Hatch Mounted SATCOM

MIRAMAR, CA – Multiple squadrons from 3rd Marine Aircraft Wing conducted a Hatch Mounted SATCOM (Satellite Communication) Antenna System (HMSAS) demonstration at Hangar 0 aboard Marine Corps Air Station Miramar, California, Jan. 9.

Marines with Marine Wing Support Squadron (MWSS) 373, MWSS-372, Marine Aerial Refueler and Transport Squadron (VMGR) 352, and Marine Medium Tiltrotor Squadron (VMM) 363 installed and operated the antenna to demonstrate its real-world capabilities to the 3rd MAW commanding general, Maj. Gen. Mark Wise.

The HMSAS was developed for pre-deployment training in order to enhance communications for raid force and tactical recovery of aircraft and personnel (TRAP) missions, in preparation to support a Special Purpose Marine Air-Ground Task Force (SPMAGTF).

The HMSAS is the first system to provide the capability of in-flight communication to include commercial internet, commercial services and secured DOD services, during flight.

The system is designed to support units like SPMAGTF that operate across vast areas, which inherently increases communications challenges. Real-time communication from the air to the ground is that much more critical when the routes of the aircraft are longer, said Moore.

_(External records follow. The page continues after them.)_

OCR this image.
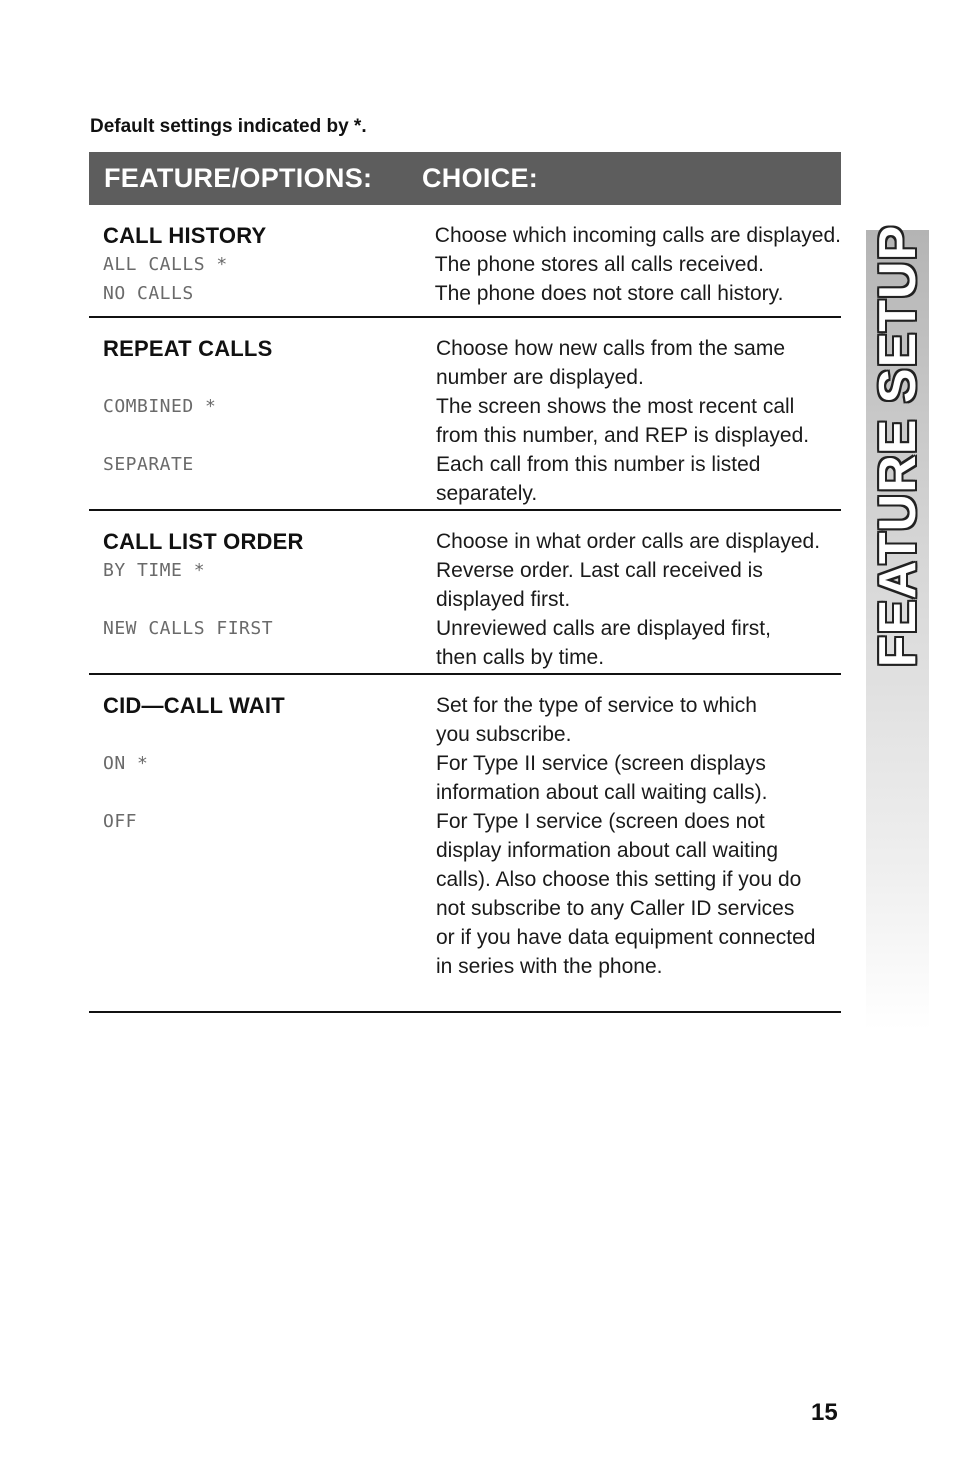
Default settings indicated by *.
FEATURE/OPTIONS:	CHOICE:
CALL HISTORY
ALL CALLS *
NO CALLS
Choose which incoming calls are displayed.
The phone stores all calls received.
The phone does not store call history.
REPEAT CALLS
COMBINED *
SEPARATE
Choose how new calls from the same
number are displayed.
The screen shows the most recent call
from this number, and REP is displayed.
Each call from this number is listed
separately.
CALL LIST ORDER
BY TIME *
NEW CALLS FIRST
Choose in what order calls are displayed.
Reverse order. Last call received is
displayed first.
Unreviewed calls are displayed first,
then calls by time.
CID—CALL WAIT
ON *
OFF
Set for the type of service to which
you subscribe.
For Type II service (screen displays
information about call waiting calls).
For Type I service (screen does not
display information about call waiting
calls). Also choose this setting if you do
not subscribe to any Caller ID services
or if you have data equipment connected
in series with the phone.
FEATURE SETUP
15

A situation during pre-deployment training and real world operations can change dramatically from the time the aircraft takes off to the time it lands, so units need the capability to maintain situational awareness en route, added Moore.

The HMSAS brings real-time communication from an aircraft to Marines on the ground, faster than communication systems in the past.

“The Marine Corps has similar networks, the Networking On-The-Move (NOTM) that are on the back of Humvees for ground-to-ground communication,” said Sgt. Juan Rangel, MWSS-373 cyber network specialist. “The HMSAS also contains a phone application. All this connects to a satellite in space and then connects back to the ground. The NOTM is similar, but the HMSAS is special because it’s in the air.”

The HMSAS has a promising future in Marine Corps communication, according to Moore.

“It’s still a fairly new platform and the way we’re deploying them on Marine Expeditionary Units, SPMAGTFs, or in any crisis response, it extends the range so much that it goes beyond any communication system we’ve had in the past,” said Moore. “A system like this is just the beginning; there’s going to be improvements. This is just the first of many to come.”